The programme for the opening concert of the London Philharmonic Orchestra’s new season neatly summarised what is to come this year, showcasing the talents of composer-in-residence Magnus Lindberg and featuring two warhorses of twentieth-century Russian repertoire.

Jean-Efflam Bavouzet © Ben Ealovega
Jean-Efflam Bavouzet
© Ben Ealovega

The concert opened with a rather lengthy yet informative speech by principal conductor Vladimir Jurowski who discussed his excitement at Magnus Lindberg’s forthcoming collaborations with the orchestra as well as his interpretation of Shosatkovich’s Symphony no. 8, the gargantuan meditation of war that occupied the second half of the concert.

The concert began with Magnus Lindberg’s Chorale, a short orchestral meditation based on Bach’s rendering of the Lutheran hymn Es ist Genug, which was also used by Berg to haunting effect in his Violin Concerto. Lindberg atmospherically draws upon the analogy of the tide moving in and out, obscuring and then revealing a rock to describe the role the original chorale plays in the piece. Amongst sophisticated orchestration, fragments of Bach’s harmony emerge, most effectively towards the end when the final cadence sings out in the brass only for the final chord to dissolve into Lindberg’s more ambiguous harmonic language.
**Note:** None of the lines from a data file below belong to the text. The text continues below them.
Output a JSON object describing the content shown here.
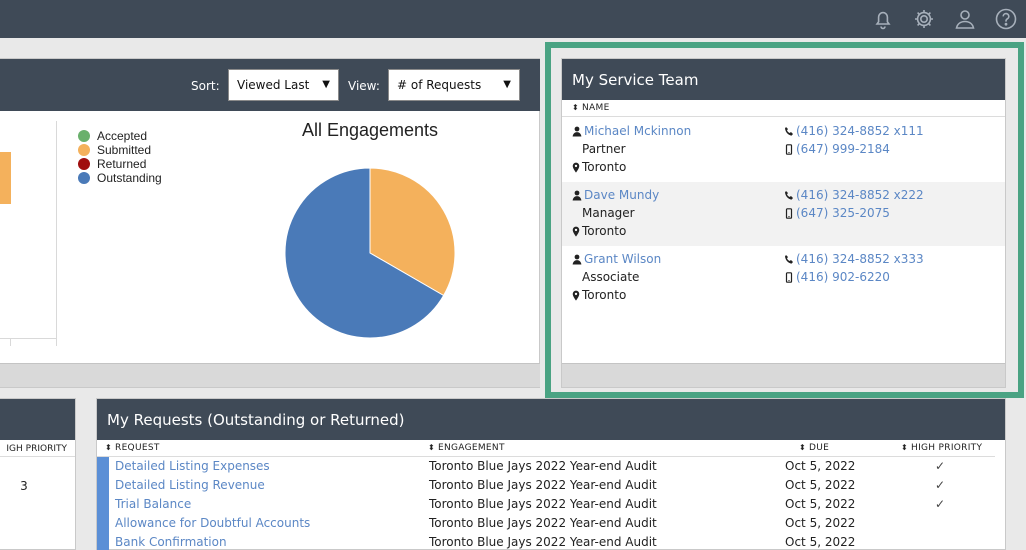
{
  "colors": {
    "topbar": "#3f4a57",
    "accent_outline": "#4aa383",
    "link": "#5b87c5"
  },
  "topbar": {
    "icons": [
      "bell-icon",
      "gear-icon",
      "user-icon",
      "help-icon"
    ]
  },
  "engagements_panel": {
    "sort_label": "Sort:",
    "sort_value": "Viewed Last",
    "view_label": "View:",
    "view_value": "# of Requests"
  },
  "legend": [
    {
      "label": "Accepted",
      "color": "#6ab06c"
    },
    {
      "label": "Submitted",
      "color": "#f4b15c"
    },
    {
      "label": "Returned",
      "color": "#a00f0f"
    },
    {
      "label": "Outstanding",
      "color": "#4a7ab8"
    }
  ],
  "chart_data": {
    "type": "pie",
    "title": "All Engagements",
    "labels": [
      "Accepted",
      "Submitted",
      "Returned",
      "Outstanding"
    ],
    "values": [
      0,
      1,
      0,
      2
    ],
    "colors": [
      "#6ab06c",
      "#f4b15c",
      "#a00f0f",
      "#4a7ab8"
    ],
    "legend": "left"
  },
  "service_team": {
    "title": "My Service Team",
    "column_header": "NAME",
    "members": [
      {
        "name": "Michael Mckinnon",
        "role": "Partner",
        "location": "Toronto",
        "phone": "(416) 324-8852 x111",
        "mobile": "(647) 999-2184"
      },
      {
        "name": "Dave Mundy",
        "role": "Manager",
        "location": "Toronto",
        "phone": "(416) 324-8852 x222",
        "mobile": "(647) 325-2075"
      },
      {
        "name": "Grant Wilson",
        "role": "Associate",
        "location": "Toronto",
        "phone": "(416) 324-8852 x333",
        "mobile": "(416) 902-6220"
      }
    ]
  },
  "priority_panel": {
    "column_header": "IGH PRIORITY",
    "value": "3"
  },
  "requests": {
    "title": "My Requests (Outstanding or Returned)",
    "columns": {
      "request": "REQUEST",
      "engagement": "ENGAGEMENT",
      "due": "DUE",
      "high_priority": "HIGH PRIORITY"
    },
    "rows": [
      {
        "request": "Detailed Listing Expenses",
        "engagement": "Toronto Blue Jays 2022 Year-end Audit",
        "due": "Oct 5, 2022",
        "high_priority": "✓"
      },
      {
        "request": "Detailed Listing Revenue",
        "engagement": "Toronto Blue Jays 2022 Year-end Audit",
        "due": "Oct 5, 2022",
        "high_priority": "✓"
      },
      {
        "request": "Trial Balance",
        "engagement": "Toronto Blue Jays 2022 Year-end Audit",
        "due": "Oct 5, 2022",
        "high_priority": "✓"
      },
      {
        "request": "Allowance for Doubtful Accounts",
        "engagement": "Toronto Blue Jays 2022 Year-end Audit",
        "due": "Oct 5, 2022",
        "high_priority": ""
      },
      {
        "request": "Bank Confirmation",
        "engagement": "Toronto Blue Jays 2022 Year-end Audit",
        "due": "Oct 5, 2022",
        "high_priority": ""
      }
    ]
  }
}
The playing was tightly-controlled, although more could have been made of certain moments such as a particularly effective passage where the violins and violas produce an almost digital-sounding effect by rapidly sliding up and down the strings. What is an effective moment on disc was almost completely lost in the concert hall. Still, the playing and the piece were both accomplished enough to whet appetites for the new Lindberg works that are to follow this year.
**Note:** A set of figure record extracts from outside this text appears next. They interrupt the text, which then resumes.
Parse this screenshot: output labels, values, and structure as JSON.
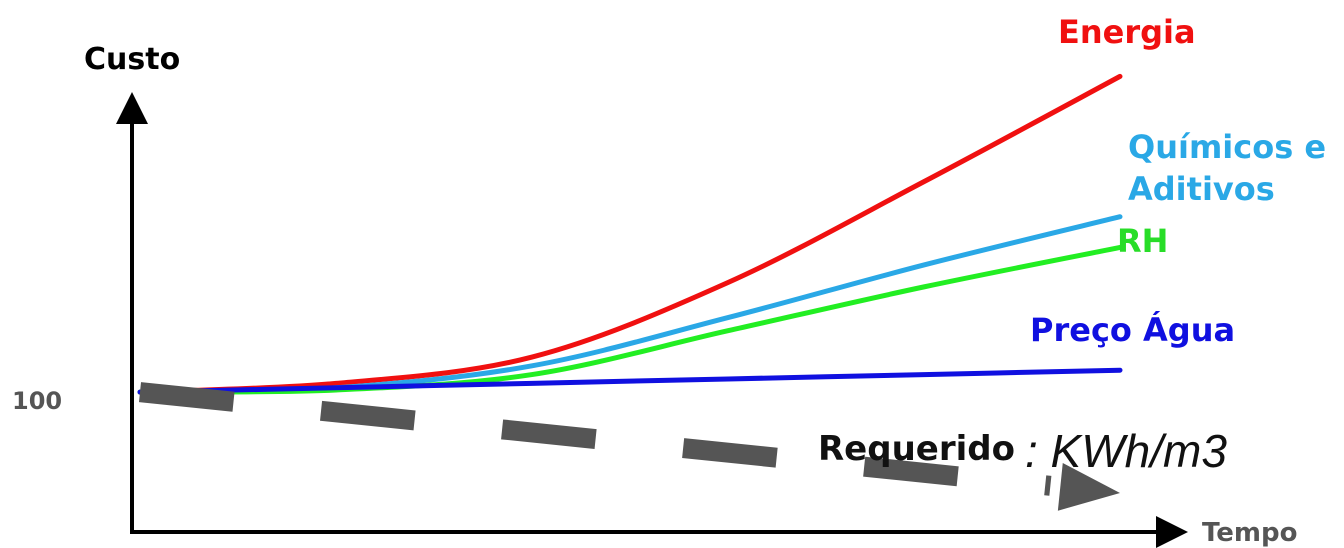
{
  "chart_data": {
    "type": "line",
    "ylabel": "Custo",
    "xlabel": "Tempo",
    "y_tick": "100",
    "series": [
      {
        "name": "Energia",
        "color": "#f01010",
        "points": [
          [
            0,
            100
          ],
          [
            20,
            102
          ],
          [
            40,
            108
          ],
          [
            60,
            125
          ],
          [
            80,
            148
          ],
          [
            100,
            172
          ]
        ]
      },
      {
        "name": "Químicos e Aditivos",
        "color": "#2aa8e6",
        "points": [
          [
            0,
            100
          ],
          [
            20,
            101
          ],
          [
            40,
            106
          ],
          [
            60,
            117
          ],
          [
            80,
            129
          ],
          [
            100,
            140
          ]
        ]
      },
      {
        "name": "RH",
        "color": "#22ee22",
        "points": [
          [
            0,
            100
          ],
          [
            20,
            100.5
          ],
          [
            40,
            104
          ],
          [
            60,
            114
          ],
          [
            80,
            124
          ],
          [
            100,
            133
          ]
        ]
      },
      {
        "name": "Preço Água",
        "color": "#1010e0",
        "points": [
          [
            0,
            100
          ],
          [
            20,
            101
          ],
          [
            40,
            102
          ],
          [
            60,
            103
          ],
          [
            80,
            104
          ],
          [
            100,
            105
          ]
        ]
      }
    ],
    "requirement": {
      "label": "Requerido",
      "unit": ": KWh/m3",
      "color": "#555555",
      "points": [
        [
          0,
          100
        ],
        [
          100,
          77
        ]
      ]
    }
  }
}
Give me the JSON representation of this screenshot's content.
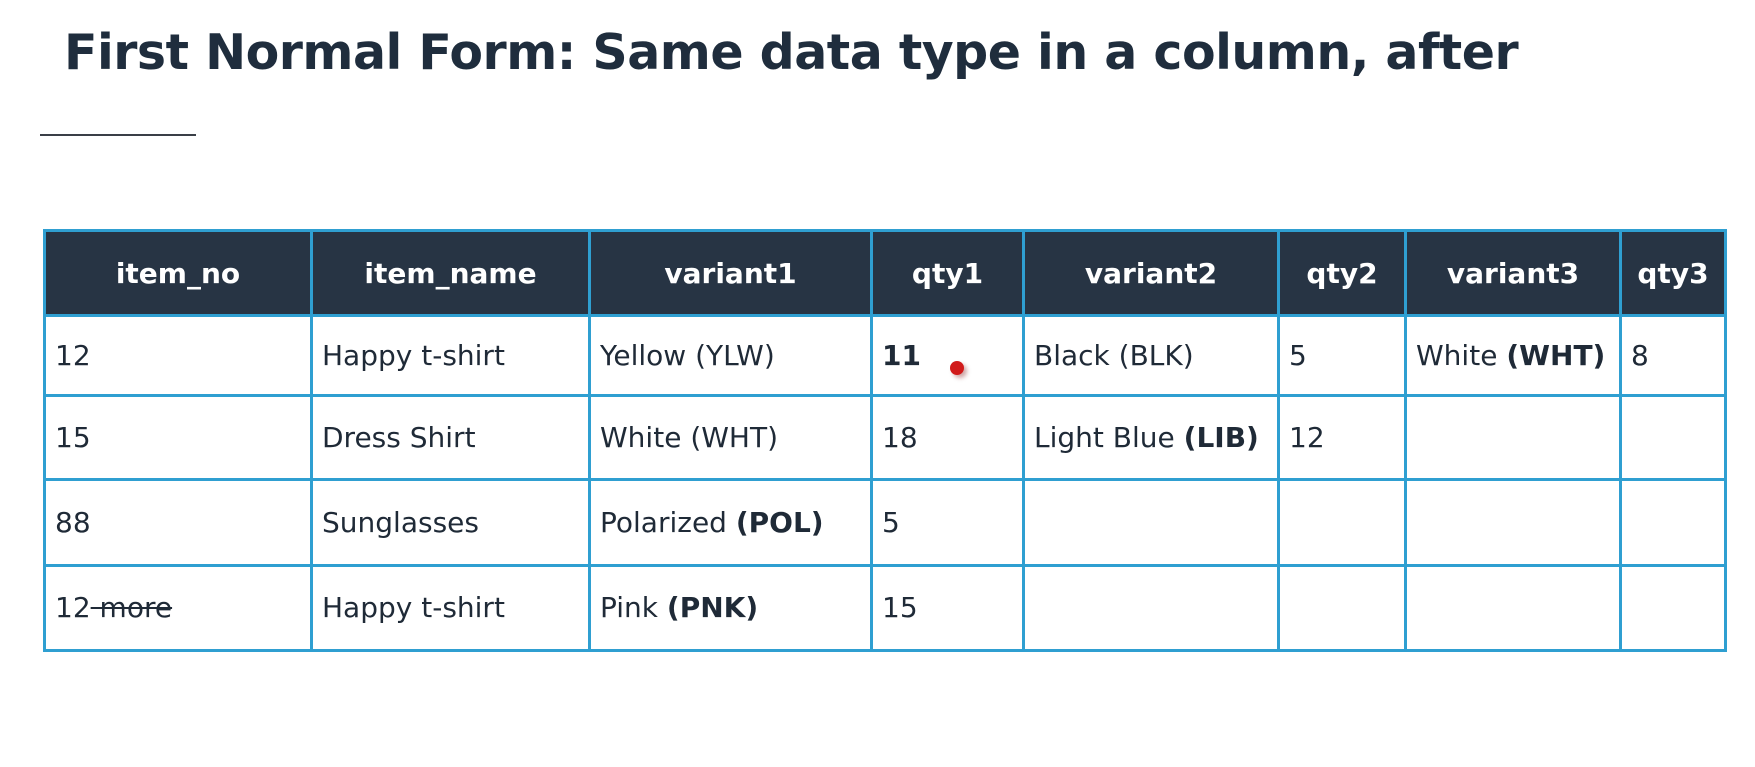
{
  "slide": {
    "title": "First Normal Form: Same data type in a column, after"
  },
  "table": {
    "headers": [
      "item_no",
      "item_name",
      "variant1",
      "qty1",
      "variant2",
      "qty2",
      "variant3",
      "qty3"
    ],
    "rows": [
      {
        "item_no": "12",
        "item_name": "Happy t-shirt",
        "variant1": {
          "text": "Yellow (YLW)"
        },
        "qty1": "11",
        "variant2": {
          "text": "Black (BLK)"
        },
        "qty2": "5",
        "variant3": {
          "text": "White ",
          "code": "(WHT)"
        },
        "qty3": "8"
      },
      {
        "item_no": "15",
        "item_name": "Dress Shirt",
        "variant1": {
          "text": "White (WHT)"
        },
        "qty1": "18",
        "variant2": {
          "text": "Light Blue ",
          "code": "(LIB)"
        },
        "qty2": "12",
        "variant3": {
          "text": ""
        },
        "qty3": ""
      },
      {
        "item_no": "88",
        "item_name": "Sunglasses",
        "variant1": {
          "text": "Polarized ",
          "code": "(POL)"
        },
        "qty1": "5",
        "variant2": {
          "text": ""
        },
        "qty2": "",
        "variant3": {
          "text": ""
        },
        "qty3": ""
      },
      {
        "item_no": "12",
        "item_no_struck": " more",
        "item_name": "Happy t-shirt",
        "variant1": {
          "text": "Pink ",
          "code": "(PNK)"
        },
        "qty1": "15",
        "variant2": {
          "text": ""
        },
        "qty2": "",
        "variant3": {
          "text": ""
        },
        "qty3": ""
      }
    ]
  },
  "colors": {
    "header_bg": "#273444",
    "border": "#2f9fd1",
    "pointer": "#d11a1a"
  }
}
This season will also see an exploration of twentieth-century Russian music with a particular focus on Rachmaninov, and the first half was completed by an exhilarating performance of Prokofiev’s Piano Concerto no. 3 by Jean-Efflam Bavouzet. What was most surprising about the performance was the appearance of effortlessness on Bavouzet’s part. This is a notoriously difficult piano score with many rhythmic challenges, particularly involving the interplay with the orchestra, yet it is also one of Prokofiev’s most impressionistic pieces. Achieving a convincing interpretation of the marriage of the more sardonic elements of Prokofiev’s writing and the tangible influence of impressionism, whilst simultaneously mastering the technical challenges, is a difficult task and Bazouvet and Jurowski did a commendable job of shaping a performance of great musicality. Bazouvet played two encores, including a particularly touching rendition of Debussy’s La fille aux cheveux de lin, which smartly accentuated the impressionistic elements in the Prokofiev concerto.
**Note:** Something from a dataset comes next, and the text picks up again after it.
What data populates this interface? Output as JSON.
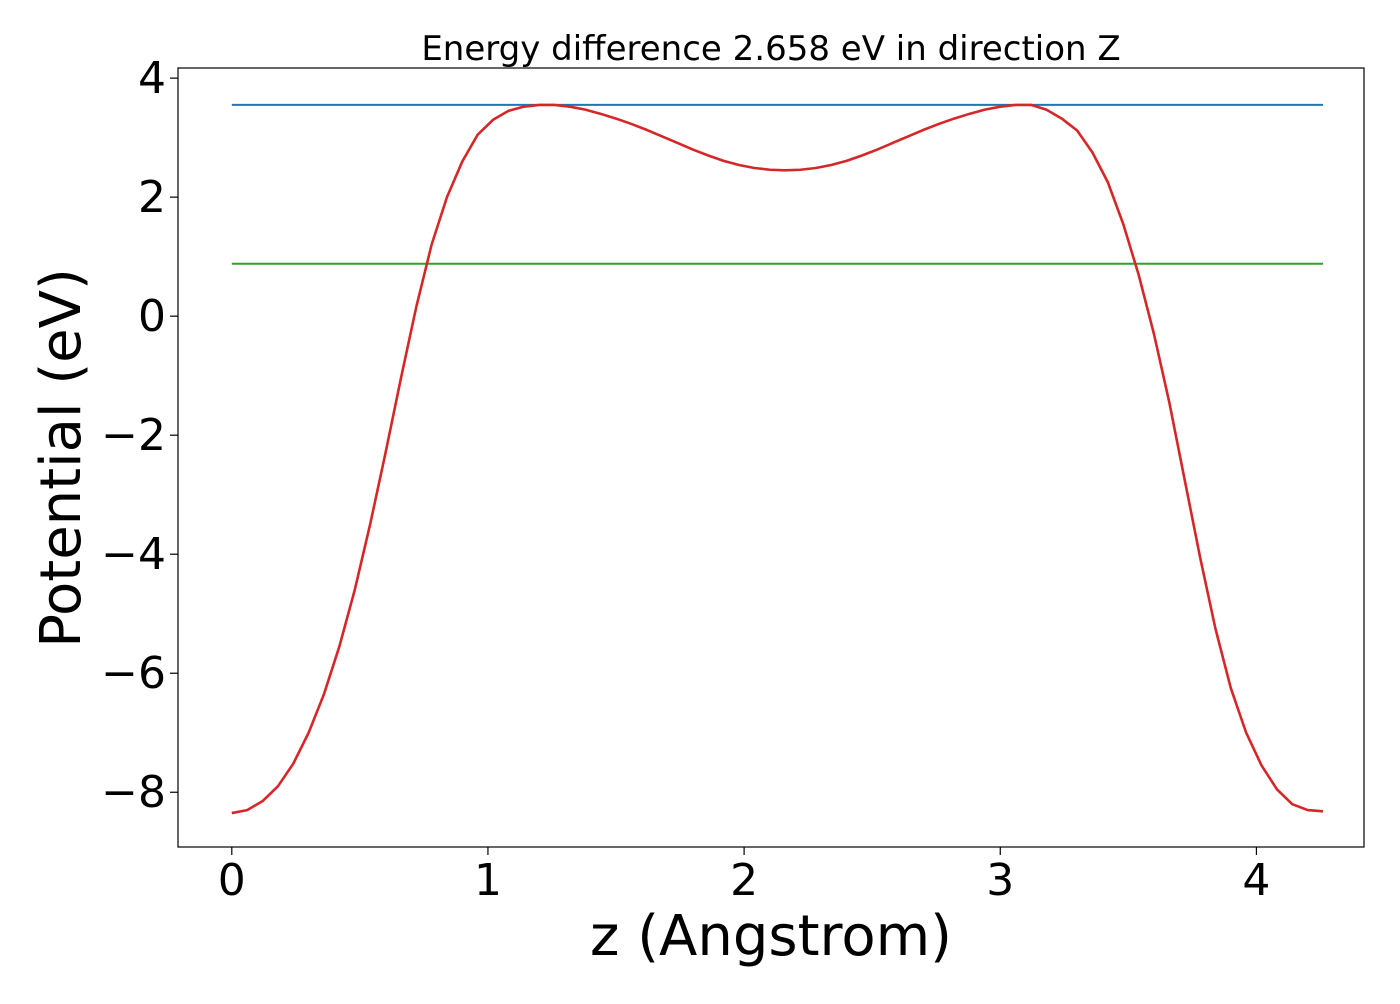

Shostakovich’s Symphony no. 8 is relatively rarely performed, yet its critical stature has grown considerably since its première in 1943. The biggest challenge is controlling the expansive structure which includes an opening movement that runs to over half an hour. Jurowski excelled at this with well-chosen tempi and smart phrasing. The opening bars are uncannily reminiscent of the first bars of his Symphony no. 5, and the suggestion that the two openings are depressingly similar because life is depressingly similar is a poignant one. Three huge, apocalyptic orchestral climaxes in the first, third and fifth movements are a focal point in the work. Jurowski had already outlined his belief that the last of these should be the greatest and most terrifying, however there wasn’t a convincing sense of progression throughout the three, the last not being noticeably different to the first, which perhaps made the final movement slightly less cathartic. Otherwise, this was an engaging performance. I have never seen so many players singled out by a conductor at the end of a performance and this highlighted one of the most exciting things about this symphony: that so many instruments are given extended, often virtuosic solo passages from a mournful, candenza-like cor anglais solo to thrilling passages for piccolo, timpani and trumpet.

The concert was an excellent calling card for the forthcoming season for both Lindberg and the orchestra and I look forward to hearing them explore this repertoire further in the months to come.